La dynamique de la dette est à la fois un produit et un vecteur de la crise. Un produit puisque la pression déflationniste d’une crise en accroît le poids comme cela vient d’être mentionné. Un vecteur aussi, car un excès de dette fragilise les bilans des entreprises et des ménages et les rend extrêmement vulnérables en cas d’événement adverse : des ventes moins importantes que prévues, un mauvais choix d’investissement, une remontée des taux, etc. Un tel événement peut alors devenir le catalyseur de faillites et de défauts et déboucher sur des épisodes d’instabilité financière.

Plus largement, la dette fait partie intégrante du capitalisme financiarisé d’aujourd’hui et reflète la façon dont s’opère le partage de la valeur ajoutée en son sein. Du côté des ménages, la dette est un palliatif pour ceux qui voient leur pouvoir d’achat stagner, voire baisser. Du côté des entreprises, elle est un puissant levier permettant d’accroître le rendement des actionnaires, d’autant que rien ne vient les en décourager, la déductibilité des intérêts d’emprunts incitant les entreprises à préférer la dette aux fonds propres (7).

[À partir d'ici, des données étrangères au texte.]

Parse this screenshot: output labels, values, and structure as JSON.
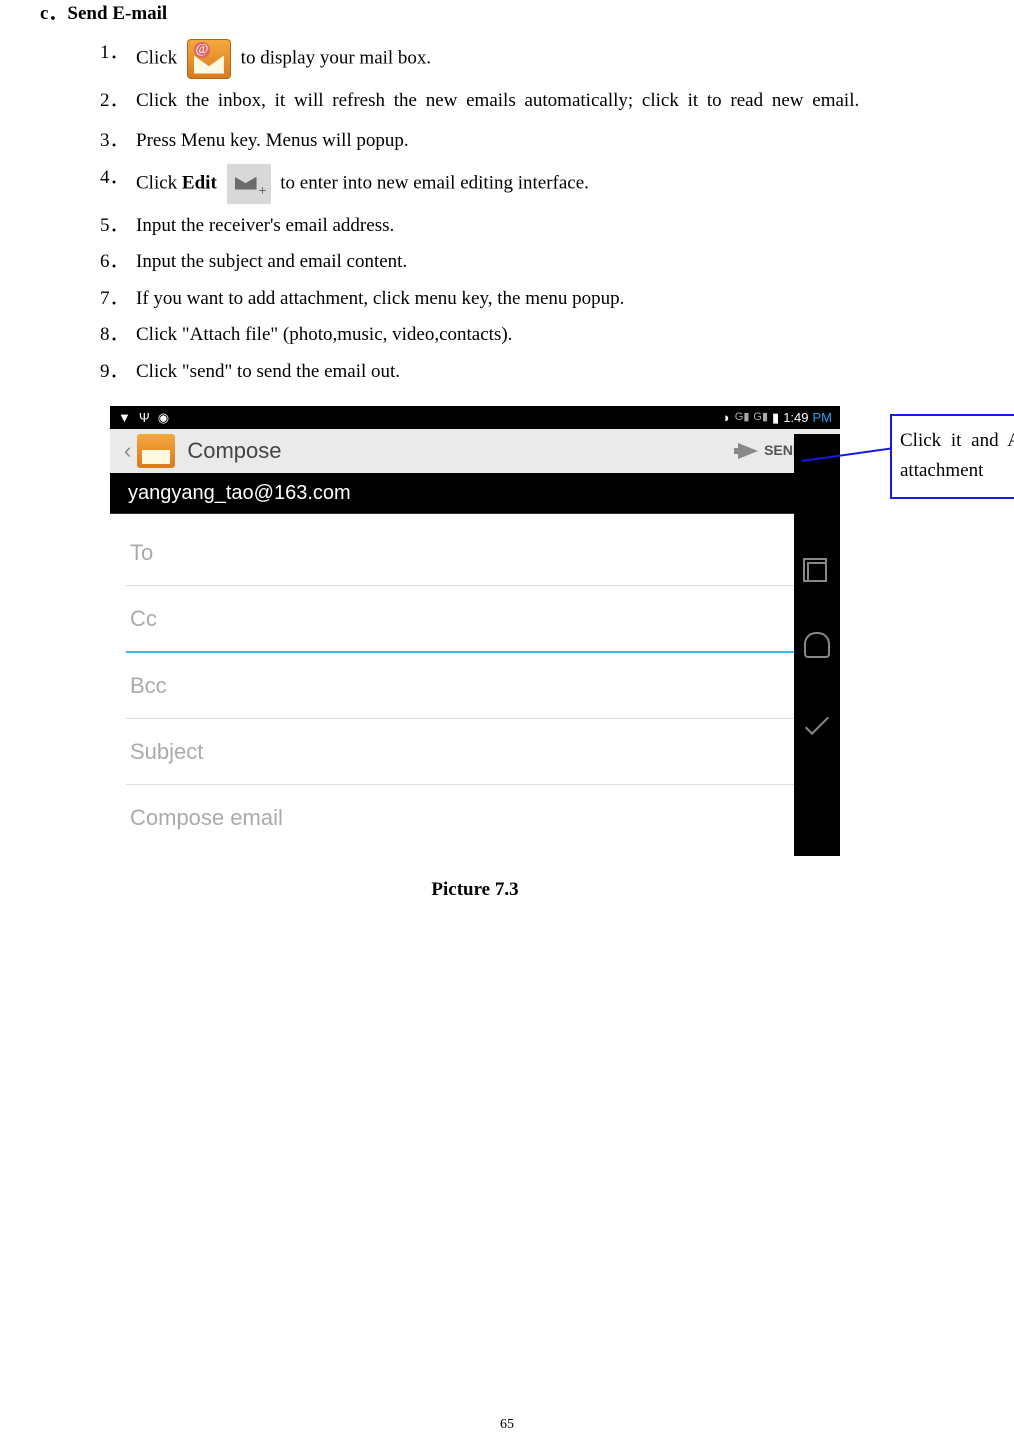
{
  "section_title": "c．Send E-mail",
  "steps": [
    {
      "num": "1．",
      "prefix": "Click ",
      "iconType": "mail",
      "suffix": " to display your mail box."
    },
    {
      "num": "2．",
      "text": "Click the inbox, it will refresh the new emails automatically; click it to read new email.",
      "justify": true
    },
    {
      "num": "3．",
      "text": "Press Menu key. Menus will popup."
    },
    {
      "num": "4．",
      "prefix": "Click ",
      "bold": "Edit",
      "iconType": "edit",
      "suffix": " to enter into new email editing interface."
    },
    {
      "num": "5．",
      "text": "Input the receiver's email address."
    },
    {
      "num": "6．",
      "text": "Input the subject and email content."
    },
    {
      "num": "7．",
      "text": "If you want to add attachment, click menu key, the menu popup."
    },
    {
      "num": "8．",
      "text": "Click \"Attach file\" (photo,music, video,contacts)."
    },
    {
      "num": "9．",
      "text": "Click \"send\" to send the email out."
    }
  ],
  "screenshot": {
    "status_time": "1:49",
    "status_pm": " PM",
    "signal1": "G",
    "signal2": "G",
    "app_title": "Compose",
    "send_label": "SEND",
    "from_email": "yangyang_tao@163.com",
    "field_to": "To",
    "field_cc": "Cc",
    "field_bcc": "Bcc",
    "field_subject": "Subject",
    "field_body": "Compose email"
  },
  "callout_text": "Click it and Add attachment",
  "caption": "Picture 7.3",
  "page_number": "65"
}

Cet endettement privé massif rend les acteurs vulnérables à la remontée des taux d’intérêt. Or toutes les grandes banques centrales, hormis la Banque du Japon, ont soit entamé la normalisation de leur politique monétaire (Fed, BoE), soit communiqué sur leur intention de le faire prochainement. La Banque centrale européenne, qui a annoncé qu’elle cesserait son quantitative easing à partir de la fin d’année 2018, devra comme la Fed procéder lentement, pour éviter des chocs brutaux, mais elle devra bel et bien normaliser sa politique monétaire. Car là encore, maintenir durablement les taux à un niveau très bas ne ferait qu’alimenter la formation de bulles. Dur labeur que celui des banques centrales, semblable à celui d’un Sisyphe : gérer la crise d’avant contribue à préparer celle d’après, si bien que la fin annoncée du programme mis en place pour gérer la crise passée, nous rapproche inévitablement de celui qu’il faudra mettre en place pour gérer celle à venir. Espérons qu’alors les banques centrales se résoudront à ce que leurs mesures de politiques monétaires soient systématiquement combinées à des mesures de tempérance du cycle financier (8).

D’où viendra la prochaine crise financière ? On ne le sait pas et, comme à chaque fois, on sera vraisemblablement surpris de son épicentre. Deux choses sont sûres néanmoins. La première est que les zones de sismicité financière se situent à peu près partout dans le monde. L’indécision européenne, l’imprévisibilité américaine, l’affaiblissement des émergents, l’immensité des défis financiers, sociétaux, environnementaux que la Chine devra relever pour confirmer sa puissance, sont autant de catalyseurs possibles dans le contexte actuel car ils sont source de tensions et de déceptions. La deuxième est que la régulation du système financier international est loin d’avoir suffisamment progressé pour que le prochain choc financier puisse être encaissé sans dommage. À n’en pas douter toutefois, ses coûts seront toujours, à peu de choses près, aussi mal partagés. Ceux qui profitent des emballements financiers ne sont pas ceux qui pâtissent le plus du retournement. De quoi comprendre au fond que la volonté de faire progresser la régulation financière ne soit pas plus forte.